I've been struggling with this issue for few weeks now. No matter what changes I make to my CSP - I still get the same error. I'm not sure if it has anything to do with my CSP headers or not. Set up: I have an angular 13 SPA with a NodeJS back end.
- I used NPM to install
"@angular/google-maps": "^13.3.2", "@googlemaps/js-api-loader": "^1.14.3",
- I import the methods in my dashboard.ts file:
import { Loader } from "@googlemaps/js-api-loader";
I used to following code snip it in my ngOnInit():
let loader = new Loader({ apiKey: '--------------------------', }); loader.load().then(() => { console.log('loaded gmaps') const location = { lat: 51.233334, lng: 6.783333 } this.map = new google.maps.Map(document.getElementById("map"), { center: location, zoom: 6 }) const marker = new google.maps.Marker({ position: location, map: this.map, }); })
I modified my Content Security Header to be:
<meta http-equiv="Content-Security-Policy" content="script-src 'self' maps.googleapis.com; img-src 'self' data: maps.gstatic.com *.googleapis.com *.ggpht.com; font-src https://fonts.gstatic.com/ 'unsafe-inline'; style-src 'self' https://fonts.googleapis.com 'unsafe-inline'; style-src-elem 'self' https://fonts.googleapis.com 'unsafe-inline'; />
- No matter what I do - I always get the same error:
74.6f64f0c92cc7c0a0.js:346 Refused to load the script 'https://maps.googleapis.com/maps/api/js?callback=__googleMapsCallback&key=---------------' because it violates the following Content Security Policy directive: "script-src 'self'". Note that 'script-src-elem' was not explicitly set, so 'script-src' is used as a fallback.
Any insight would be greatly appreciated!
CodePudding user response:
The CSP in the error message has script-src "script-src 'self'" while the one you have defined has "'self' maps.googleapis.com". Most likely there are two CSPs defined, and all content has to pass all policies.
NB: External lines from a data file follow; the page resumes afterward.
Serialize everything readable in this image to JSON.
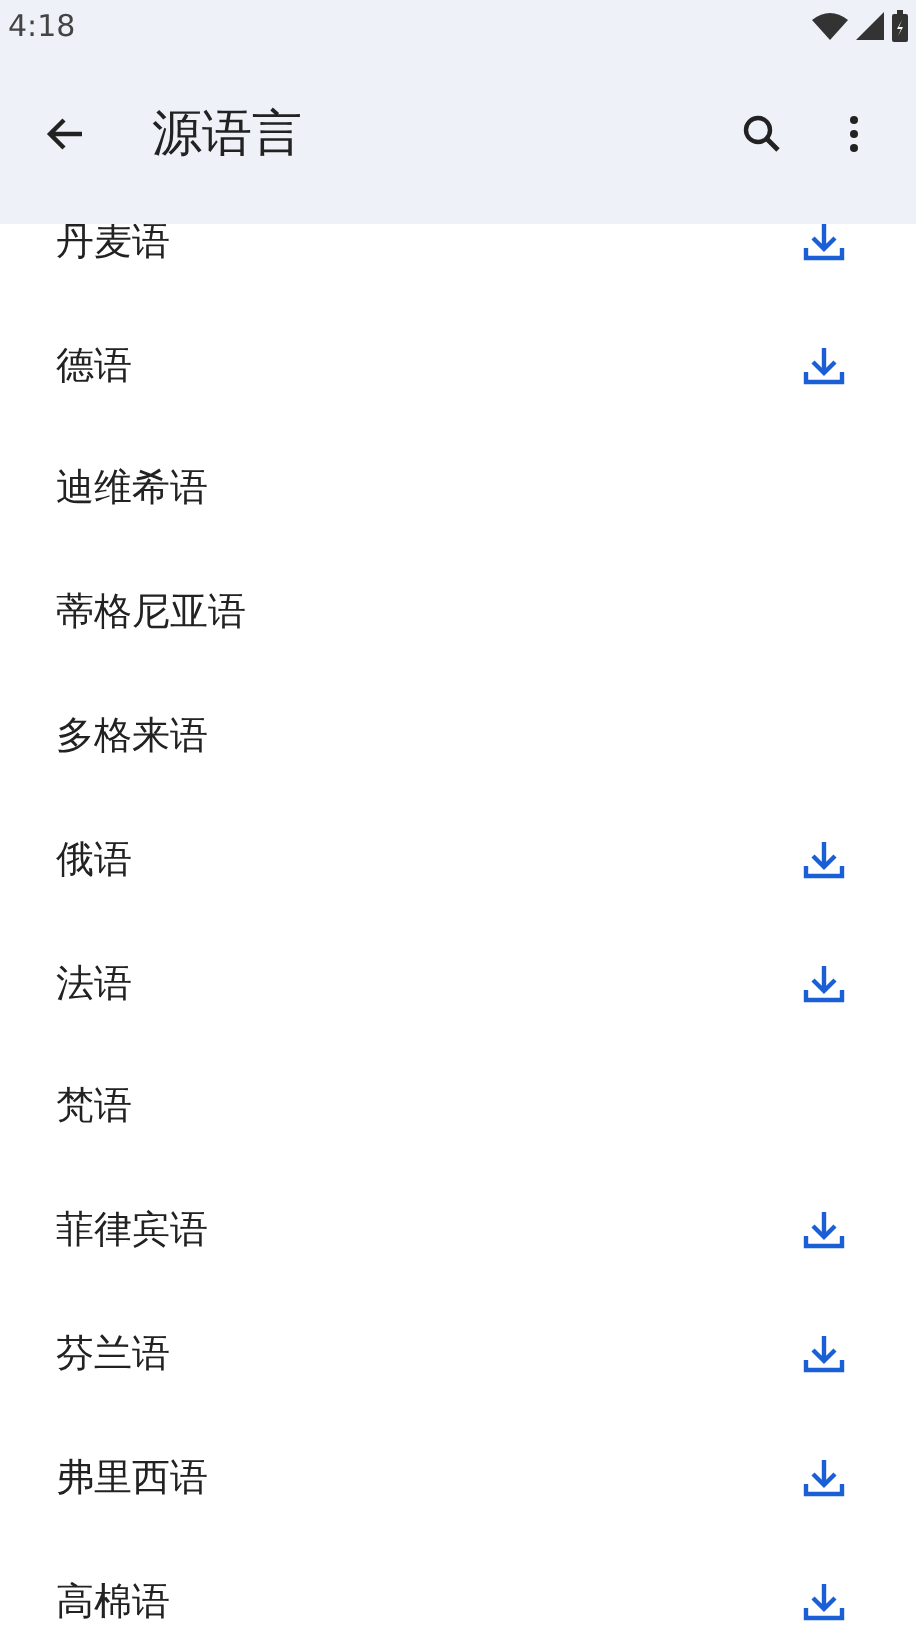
{
  "status_bar": {
    "time": "4:18"
  },
  "app_bar": {
    "title": "源语言"
  },
  "languages": [
    {
      "name": "丹麦语",
      "downloadable": true
    },
    {
      "name": "德语",
      "downloadable": true
    },
    {
      "name": "迪维希语",
      "downloadable": false
    },
    {
      "name": "蒂格尼亚语",
      "downloadable": false
    },
    {
      "name": "多格来语",
      "downloadable": false
    },
    {
      "name": "俄语",
      "downloadable": true
    },
    {
      "name": "法语",
      "downloadable": true
    },
    {
      "name": "梵语",
      "downloadable": false
    },
    {
      "name": "菲律宾语",
      "downloadable": true
    },
    {
      "name": "芬兰语",
      "downloadable": true
    },
    {
      "name": "弗里西语",
      "downloadable": true
    },
    {
      "name": "高棉语",
      "downloadable": true
    }
  ]
}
Your policy is defined as a meta tag. Look for CSP defined in a response header as well. You will need to determine why and where the other CSP is set and then change or remove it.
CodePudding user response:
Figured it out. Basically, my Angular APP was being served by my NodeJS application. My NodeJS application is using Helmet and it seems that the default CSP from Helmet was over riding the Angular CSP set up in the index.html.